The US military struck targets inside Iran on June 9, 2026, hours after an American AH-64 Apache helicopter was shot down near the Strait of Hormuz. Both crew members survived, rescued by a US Navy surface drone off the coast of Oman. The fragile truce between Washington and Tehran, holding since early April, is now effectively dead.
US Central Command described the response as “targeted and measured self-defense strikes,” though explosions were reported in an Iranian port city shortly after the announcement. President Donald Trump posted on Truth Social attributing the helicopter’s downing to Iranian aggression, framing the US response as proportional to what he called unjustified hostility.
What happened near the Strait of Hormuz
The Apache went down at approximately 3 a.m. local time, in one of the most strategically sensitive corridors on the planet. The Strait of Hormuz is the narrow waterway through which roughly a fifth of the world’s oil supply passes daily.

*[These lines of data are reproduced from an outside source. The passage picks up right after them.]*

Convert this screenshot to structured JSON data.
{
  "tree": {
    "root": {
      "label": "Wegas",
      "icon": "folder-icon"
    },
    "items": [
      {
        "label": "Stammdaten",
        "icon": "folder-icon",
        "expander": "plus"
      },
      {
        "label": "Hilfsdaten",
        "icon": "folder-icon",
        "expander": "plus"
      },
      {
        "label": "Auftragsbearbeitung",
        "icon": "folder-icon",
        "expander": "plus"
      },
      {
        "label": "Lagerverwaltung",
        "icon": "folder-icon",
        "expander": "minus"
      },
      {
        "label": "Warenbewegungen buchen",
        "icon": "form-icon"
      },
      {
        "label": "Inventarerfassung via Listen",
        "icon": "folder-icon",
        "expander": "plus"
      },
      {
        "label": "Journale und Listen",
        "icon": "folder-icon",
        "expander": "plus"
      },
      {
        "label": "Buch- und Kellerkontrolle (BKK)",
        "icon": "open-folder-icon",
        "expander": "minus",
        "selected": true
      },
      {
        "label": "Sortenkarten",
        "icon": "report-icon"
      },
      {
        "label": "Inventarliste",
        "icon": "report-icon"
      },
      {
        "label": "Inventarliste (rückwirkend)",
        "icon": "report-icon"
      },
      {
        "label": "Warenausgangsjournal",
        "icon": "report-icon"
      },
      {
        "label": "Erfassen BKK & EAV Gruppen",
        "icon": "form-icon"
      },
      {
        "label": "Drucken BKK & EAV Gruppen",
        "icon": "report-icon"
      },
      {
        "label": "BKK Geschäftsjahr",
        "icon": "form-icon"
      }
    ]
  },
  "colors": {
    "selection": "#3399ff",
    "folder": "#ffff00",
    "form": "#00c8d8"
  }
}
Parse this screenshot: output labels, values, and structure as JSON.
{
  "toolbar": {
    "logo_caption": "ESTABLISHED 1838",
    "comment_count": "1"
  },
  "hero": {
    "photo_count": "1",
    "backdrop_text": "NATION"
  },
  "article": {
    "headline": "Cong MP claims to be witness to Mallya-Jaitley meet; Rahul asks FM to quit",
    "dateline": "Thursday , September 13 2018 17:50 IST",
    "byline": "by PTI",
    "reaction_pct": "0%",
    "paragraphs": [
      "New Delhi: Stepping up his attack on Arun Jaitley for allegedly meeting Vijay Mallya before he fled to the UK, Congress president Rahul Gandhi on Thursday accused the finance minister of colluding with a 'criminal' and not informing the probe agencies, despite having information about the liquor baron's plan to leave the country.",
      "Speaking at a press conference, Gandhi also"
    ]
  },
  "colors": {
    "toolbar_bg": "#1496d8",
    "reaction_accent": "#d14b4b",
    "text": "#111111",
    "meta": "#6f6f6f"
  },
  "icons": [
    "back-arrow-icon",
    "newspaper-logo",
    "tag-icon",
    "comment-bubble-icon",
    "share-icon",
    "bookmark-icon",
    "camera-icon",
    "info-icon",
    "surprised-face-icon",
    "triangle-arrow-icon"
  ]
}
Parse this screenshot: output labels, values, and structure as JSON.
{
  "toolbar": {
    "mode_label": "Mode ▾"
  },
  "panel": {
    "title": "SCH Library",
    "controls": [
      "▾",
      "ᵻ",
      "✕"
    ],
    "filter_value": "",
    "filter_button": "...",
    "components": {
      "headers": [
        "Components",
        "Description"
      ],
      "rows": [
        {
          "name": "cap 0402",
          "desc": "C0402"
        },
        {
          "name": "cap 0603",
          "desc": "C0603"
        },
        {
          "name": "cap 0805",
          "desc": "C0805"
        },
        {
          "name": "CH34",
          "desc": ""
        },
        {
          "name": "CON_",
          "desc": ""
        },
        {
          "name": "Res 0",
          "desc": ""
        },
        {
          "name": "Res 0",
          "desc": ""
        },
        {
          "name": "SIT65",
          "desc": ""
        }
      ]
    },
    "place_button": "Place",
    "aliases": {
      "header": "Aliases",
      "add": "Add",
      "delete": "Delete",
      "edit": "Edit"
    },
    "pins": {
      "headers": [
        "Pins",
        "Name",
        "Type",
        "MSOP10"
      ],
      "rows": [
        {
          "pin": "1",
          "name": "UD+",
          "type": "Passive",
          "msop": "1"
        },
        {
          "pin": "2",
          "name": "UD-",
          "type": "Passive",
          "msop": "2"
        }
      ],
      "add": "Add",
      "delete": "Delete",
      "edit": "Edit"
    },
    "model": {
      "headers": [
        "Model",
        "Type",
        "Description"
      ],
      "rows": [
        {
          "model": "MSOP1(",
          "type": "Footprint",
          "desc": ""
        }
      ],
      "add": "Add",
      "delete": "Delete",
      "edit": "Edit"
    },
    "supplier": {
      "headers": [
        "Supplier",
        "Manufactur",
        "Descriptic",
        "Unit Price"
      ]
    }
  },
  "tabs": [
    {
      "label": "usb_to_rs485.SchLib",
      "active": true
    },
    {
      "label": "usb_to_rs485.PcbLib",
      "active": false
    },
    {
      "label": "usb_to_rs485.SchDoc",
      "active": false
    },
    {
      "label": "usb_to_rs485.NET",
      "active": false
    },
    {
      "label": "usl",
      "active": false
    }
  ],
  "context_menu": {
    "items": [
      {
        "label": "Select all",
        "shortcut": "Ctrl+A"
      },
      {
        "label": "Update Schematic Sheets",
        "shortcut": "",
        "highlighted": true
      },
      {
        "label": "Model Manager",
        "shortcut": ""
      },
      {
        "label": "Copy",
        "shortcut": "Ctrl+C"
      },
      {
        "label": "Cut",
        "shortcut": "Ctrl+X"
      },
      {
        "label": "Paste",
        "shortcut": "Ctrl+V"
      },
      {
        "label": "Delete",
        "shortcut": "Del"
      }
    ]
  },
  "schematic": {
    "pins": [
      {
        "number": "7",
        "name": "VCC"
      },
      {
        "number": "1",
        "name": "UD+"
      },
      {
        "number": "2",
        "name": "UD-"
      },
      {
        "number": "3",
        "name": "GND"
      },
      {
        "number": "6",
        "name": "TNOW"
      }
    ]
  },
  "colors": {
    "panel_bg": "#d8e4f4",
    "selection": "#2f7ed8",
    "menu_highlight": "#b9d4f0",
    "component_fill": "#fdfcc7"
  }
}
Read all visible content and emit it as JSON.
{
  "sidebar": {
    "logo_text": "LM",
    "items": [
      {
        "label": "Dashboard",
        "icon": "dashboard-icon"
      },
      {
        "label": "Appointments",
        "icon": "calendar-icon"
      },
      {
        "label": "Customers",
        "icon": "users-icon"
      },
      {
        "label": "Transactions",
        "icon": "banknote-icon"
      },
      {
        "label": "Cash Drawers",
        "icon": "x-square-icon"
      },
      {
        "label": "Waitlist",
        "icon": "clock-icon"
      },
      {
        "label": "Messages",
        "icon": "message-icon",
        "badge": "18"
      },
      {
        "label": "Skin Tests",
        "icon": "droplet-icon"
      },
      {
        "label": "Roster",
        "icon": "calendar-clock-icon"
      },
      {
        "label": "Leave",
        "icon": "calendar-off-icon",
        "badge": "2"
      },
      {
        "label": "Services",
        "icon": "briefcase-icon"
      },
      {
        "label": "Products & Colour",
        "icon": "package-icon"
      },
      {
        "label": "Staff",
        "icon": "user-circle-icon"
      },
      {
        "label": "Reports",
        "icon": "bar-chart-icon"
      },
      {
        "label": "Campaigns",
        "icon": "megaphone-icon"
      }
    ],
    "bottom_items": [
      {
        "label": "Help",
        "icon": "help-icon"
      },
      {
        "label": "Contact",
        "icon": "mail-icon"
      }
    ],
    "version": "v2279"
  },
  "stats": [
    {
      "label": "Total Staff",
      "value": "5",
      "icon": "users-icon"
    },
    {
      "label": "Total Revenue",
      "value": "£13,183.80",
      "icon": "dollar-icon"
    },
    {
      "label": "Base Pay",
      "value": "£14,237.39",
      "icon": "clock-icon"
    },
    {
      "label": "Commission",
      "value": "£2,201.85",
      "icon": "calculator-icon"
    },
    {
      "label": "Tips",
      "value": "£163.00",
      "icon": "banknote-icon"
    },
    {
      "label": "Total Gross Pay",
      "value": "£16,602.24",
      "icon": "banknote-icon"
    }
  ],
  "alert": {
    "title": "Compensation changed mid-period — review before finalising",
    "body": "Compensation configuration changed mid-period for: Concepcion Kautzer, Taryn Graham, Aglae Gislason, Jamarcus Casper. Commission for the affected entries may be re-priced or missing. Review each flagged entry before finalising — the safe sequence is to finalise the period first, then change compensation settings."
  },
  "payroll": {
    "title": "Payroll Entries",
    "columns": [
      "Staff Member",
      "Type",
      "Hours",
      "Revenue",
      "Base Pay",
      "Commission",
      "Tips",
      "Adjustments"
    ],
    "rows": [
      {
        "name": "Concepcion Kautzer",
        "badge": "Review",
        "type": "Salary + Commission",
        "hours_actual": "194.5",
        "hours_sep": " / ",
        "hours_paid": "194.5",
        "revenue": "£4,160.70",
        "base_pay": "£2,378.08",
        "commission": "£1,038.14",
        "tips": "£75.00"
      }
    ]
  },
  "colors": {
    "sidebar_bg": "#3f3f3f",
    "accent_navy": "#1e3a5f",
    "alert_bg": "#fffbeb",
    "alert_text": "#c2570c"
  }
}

The broader 2026 Iran conflict has been simmering all year, with a truce in place since early April that was always more duct tape than diplomacy. Recent weeks saw that truce fray, with escalating confrontations between US and Iranian forces setting the stage for exactly this kind of incident.
Crypto markets are watching closely
Prior US-Iran military exchanges in May triggered short-term volatility across digital asset markets, including notable declines in Bitcoin prices and a wave of liquidations.
As of the immediate aftermath of the June 9 strikes, market reaction data remains thin. Coverage is still unfolding, and Asian and European trading sessions will provide the first real signal of how traders are pricing this escalation.
What this means for investors
Traders should watch two things in the near term. First, Iran’s response. Second, watch funding rates and open interest on major exchanges. During the May volatility, liquidations spiked as overleveraged positions got wiped out.